如果离千柔此刻仍然不愿意面对手冢家族的任何人的话,越前一定会对着部长下一道逐客令。既然你觉得如此孤苦无依如此凄凉悲伤,那么这里将会是你最后的避风港。
任何人都不能打扰你。
越前如是下定了决心,攥紧了拳头昂首直视着部长清冷的目光。良久,背后却传来一阵轻微的响动。
离千柔不知何时已然立在他的背后,用同样柔韧坚毅的目光,与自己的堂兄无声对峙着。
“……哥哥此番前来,所为何事?”
“我会告诉你全部的真相。”
真相……
千柔浅笑,“我已然不需要去明了什么真相了,真实会随着观测者的不同和观测角度的改变而随意的变化其形状。所以对我来说,我已经抵达了自己的真实。”
越前怔了怔,此时此刻的兄妹对峙让他这样夹在中间着实是有些尴尬。然而一想到自己便是离千柔最后的屏障了,于是便也咬咬牙立在原地。
“我会带你去见叔父。”
“……”
“我会带你去见你的亲生父亲,但是在那之前,你必须回到我一个问题。”手冢如是道,“只要你能够无怨无悔的做出回答,我就会带你到叔父的身边去。”

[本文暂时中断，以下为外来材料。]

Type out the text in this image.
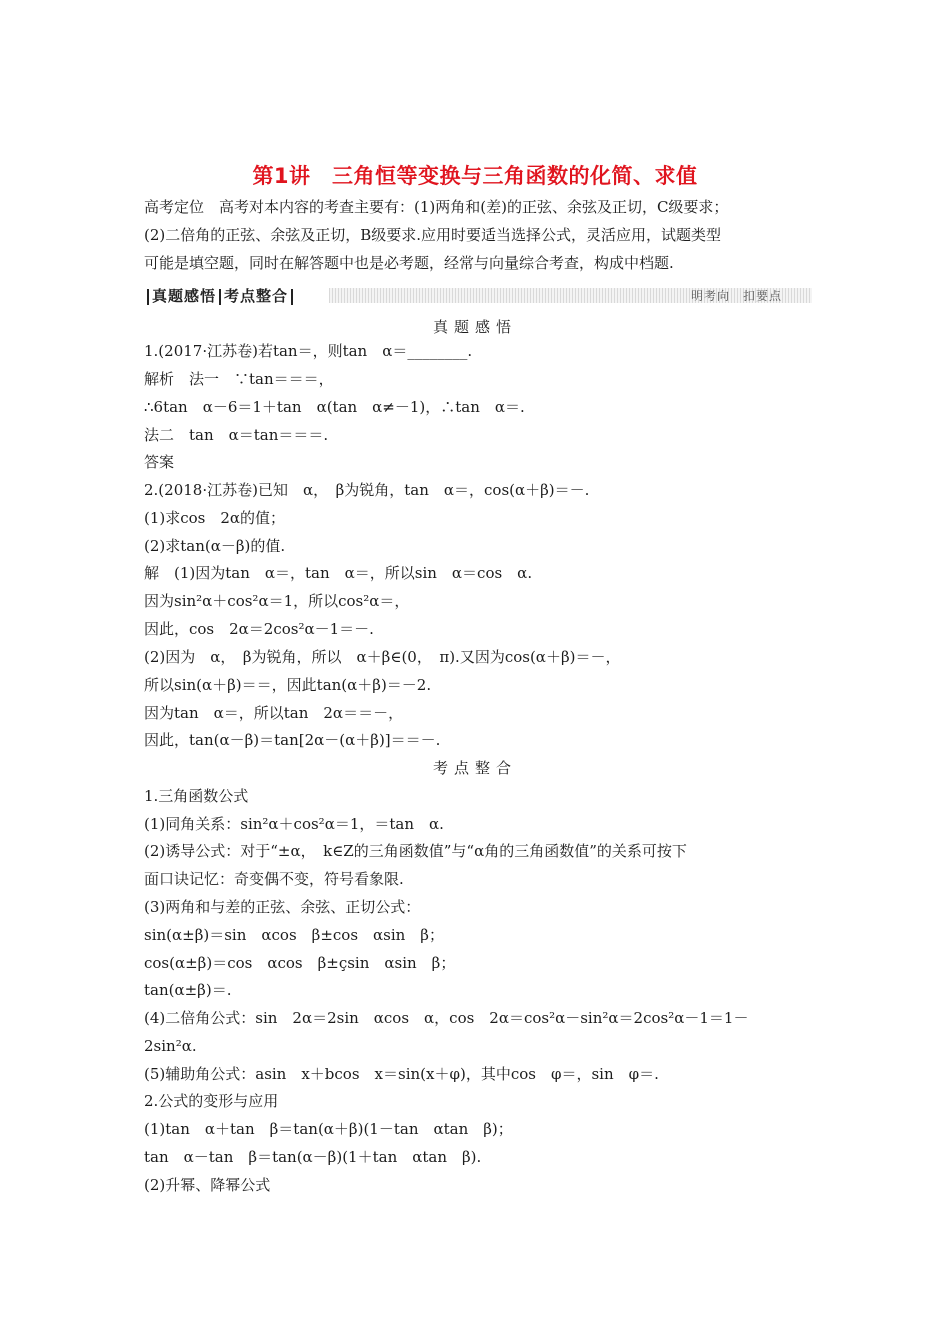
第1讲　三角恒等变换与三角函数的化简、求值
高考定位　高考对本内容的考查主要有：(1)两角和(差)的正弦、余弦及正切，C级要求；
(2)二倍角的正弦、余弦及正切，B级要求.应用时要适当选择公式，灵活应用，试题类型
可能是填空题，同时在解答题中也是必考题，经常与向量综合考查，构成中档题.
真题感悟 考点整合	明考向　扣要点
真题感悟
1.(2017·江苏卷)若tan＝，则tan　α＝________.
解析　法一　∵tan＝＝＝，
∴6tan　α－6＝1＋tan　α(tan　α≠－1)，∴tan　α＝.
法二　tan　α＝tan＝＝＝.
答案
2.(2018·江苏卷)已知　α，　β为锐角，tan　α＝，cos(α＋β)＝－.
(1)求cos　2α的值；
(2)求tan(α－β)的值.
解　(1)因为tan　α＝，tan　α＝，所以sin　α＝cos　α.
因为sin²α＋cos²α＝1，所以cos²α＝，
因此，cos　2α＝2cos²α－1＝－.
(2)因为　α，　β为锐角，所以　α＋β∈(0，　π).又因为cos(α＋β)＝－，
所以sin(α＋β)＝＝，因此tan(α＋β)＝－2.
因为tan　α＝，所以tan　2α＝＝－，
因此，tan(α－β)＝tan[2α－(α＋β)]＝＝－.
考点整合
1.三角函数公式
(1)同角关系：sin²α＋cos²α＝1，＝tan　α.
(2)诱导公式：对于“±α，　k∈Z的三角函数值”与“α角的三角函数值”的关系可按下
面口诀记忆：奇变偶不变，符号看象限.
(3)两角和与差的正弦、余弦、正切公式：
sin(α±β)＝sin　αcos　β±cos　αsin　β；
cos(α±β)＝cos　αcos　β±çsin　αsin　β；
tan(α±β)＝.
(4)二倍角公式：sin　2α＝2sin　αcos　α，cos　2α＝cos²α－sin²α＝2cos²α－1＝1－
2sin²α.
(5)辅助角公式：asin　x＋bcos　x＝sin(x＋φ)，其中cos　φ＝，sin　φ＝.
2.公式的变形与应用
(1)tan　α＋tan　β＝tan(α＋β)(1－tan　αtan　β)；
tan　α－tan　β＝tan(α－β)(1＋tan　αtan　β).
(2)升幂、降幂公式
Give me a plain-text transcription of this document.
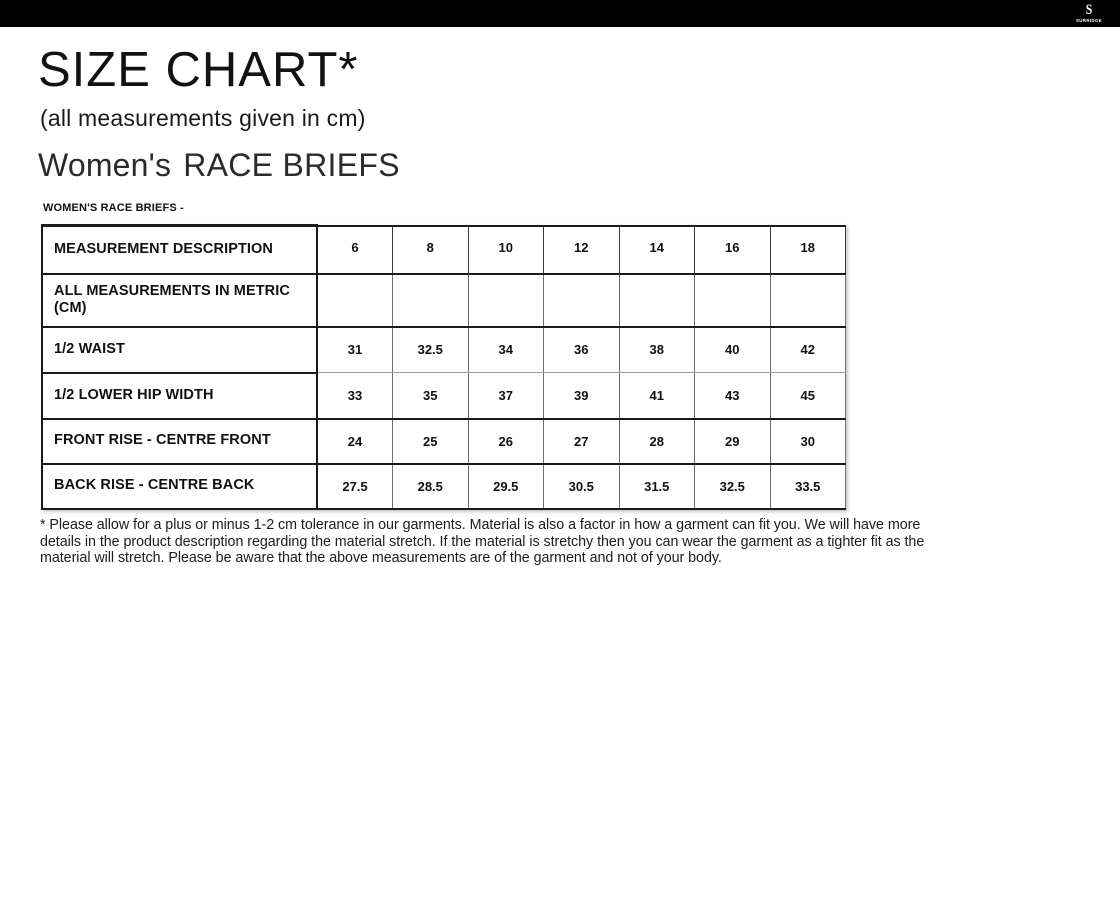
S
SURRIDGE
SIZE CHART*
(all measurements given in cm)
Women's RACE BRIEFS
WOMEN'S RACE BRIEFS -
MEASUREMENT DESCRIPTION	6	8	10	12	14	16	18
ALL MEASUREMENTS IN METRIC
(CM)							
1/2 WAIST	31	32.5	34	36	38	40	42
1/2 LOWER HIP WIDTH	33	35	37	39	41	43	45
FRONT RISE - CENTRE FRONT	24	25	26	27	28	29	30
BACK RISE - CENTRE BACK	27.5	28.5	29.5	30.5	31.5	32.5	33.5
* Please allow for a plus or minus 1-2 cm tolerance in our garments. Material is also a factor in how a garment can fit you. We will have more details in the product description regarding the material stretch. If the material is stretchy then you can wear the garment as a tighter fit as the material will stretch. Please be aware that the above measurements are of the garment and not of your body.
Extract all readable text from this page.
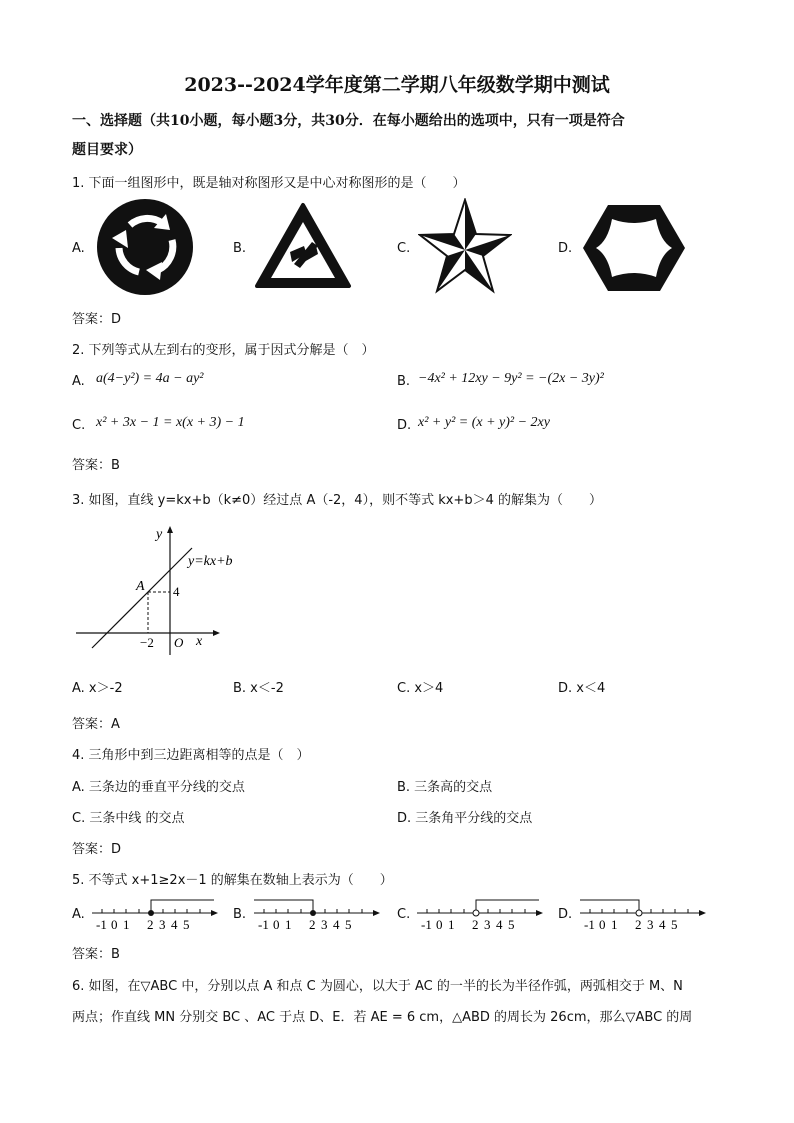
2023--2024学年度第二学期八年级数学期中测试
一、选择题（共10小题，每小题3分，共30分．在每小题给出的选项中，只有一项是符合
题目要求）
1. 下面一组图形中，既是轴对称图形又是中心对称图形的是（　　）
A.	B.	C.	D.
答案：D
2. 下列等式从左到右的变形，属于因式分解是（　）
A. a(4−y²) = 4a − ay²	B. −4x² + 12xy − 9y² = −(2x − 3y)²
C. x² + 3x − 1 = x(x + 3) − 1	D. x² + y² = (x + y)² − 2xy
答案：B
3. 如图，直线 y=kx+b（k≠0）经过点 A（-2，4），则不等式 kx+b＞4 的解集为（　　）
y
x
y=kx+b
A 4
−2 O
A. x＞-2	B. x＜-2	C. x＞4	D. x＜4
答案：A
4. 三角形中到三边距离相等的点是（　）
A. 三条边的垂直平分线的交点	B. 三条高的交点
C. 三条中线 的交点	D. 三条角平分线的交点
答案：D
5. 不等式 x+1≥2x－1 的解集在数轴上表示为（　　）
A.
-1 0 1 2 3 4 5
B.
-1 0 1 2 3 4 5
C.
-1 0 1 2 3 4 5
D.
-1 0 1 2 3 4 5
答案：B
6. 如图，在▽ABC 中，分别以点 A 和点 C 为圆心，以大于 AC 的一半的长为半径作弧，两弧相交于 M、N
两点；作直线 MN 分别交 BC 、AC 于点 D、E．若 AE = 6 cm，△ABD 的周长为 26cm，那么▽ABC 的周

越前微一错愕,扭头看去却见离千柔眸光中分明是坚韧如铁。
“我会回答你,不含一丝一毫隐瞒的,服从自己真正的心意而做出回答。”
闻言,手冢微微眯起了眼。却见一直躺在客厅里的南次郎却也一并来到门前,“哟~阿毅那家伙还好吗?”
“叔父在10年前便查出了患有肿瘤……恶性的。”
“虽然之后有做过手术切除,不过那也就只是一时的手段而已。”手冢觑了越前一眼,随即将目光转回到离千柔身上。“癌细胞如今已经扩散的很严重了,医院业已下达了病危通知书。叔父的生命,恐怕最多不过再延续一个月……”
饶是如此悲伤的话语,手冢依然坚持着用一贯的肃敛语气将一切的原委尽数道出。“叔父可能在下一秒就会死去。”
“即使明白了这一点,你仍然固执的想要与他相见吗?”
“!!——”
越前心头一凛,当即明白了这句话中所蕴含着的深重所在。
这就是手冢一家人,所小心翼翼,努力维护住的,秘密。
纵使是被怨恨也无所谓。
纵使是很寂寞也请你忍耐。
生离死别,孰重孰轻?我们宁可你抱有着最后一丝残存的希望,一直期待着能够在世界的某个角落里与父亲重逢。只要还活着,只要人生还未结束,你一定能够再度燃起重重的希望。
而不是去见到那个,行将朽木枯骨一堆的父亲,看着他全身插满了输液软管依靠着营养液和机器来维持生命的凄惨模样,甚至是,亲眼看着他,就在自己眼前,离开这个世界。
不能让你拥有手冢的名字。
那是因为更不想要去耽误你的母亲未来几十年的人生旅途,希望她能够找到新生,而不是固执的沉溺于这段无望的恋情里,为着早早逝去的丈夫,披麻戴孝,孤寡一声。
只要不去见证,只要不去亲眼见证着一切的话……根据你所观测到的那种真实,你的父亲还活着。依旧是昔年那风华正茂书生意气的晴朗模样,甚至还有可能在某个特定的时间点与你重逢。
“即使如此仍然想要相见吗?”
手冢将问题重复了一遍。
越前沉默,只一味注视着离千柔低垂的睫毛。从这里并不能看清楚她如今表情的越前心下猜想,她应该是不会流泪的吧。
坚强如斯的离千柔,定是不会为此而,再流泪的。
越前垂眸以待。玄关处在片刻的静默之后,离千柔忽而“咚”的一声,重重的,点头了。
“我想要去到那里。”
少女如是说道,那清澈的眼眸中有着让人不敢直视的纯洁与真挚。
“即使如此,我也还是想要一直相伴着——直到生命的尽头。”
“哪有这么多无聊无聊乱七八糟的理由啊!那个人是我的父亲不是吗?与我血脉相依的,自我降生之日起就已经建立了无论如何都无法分割的联系的,我应当称之为父亲的人,不是吗?”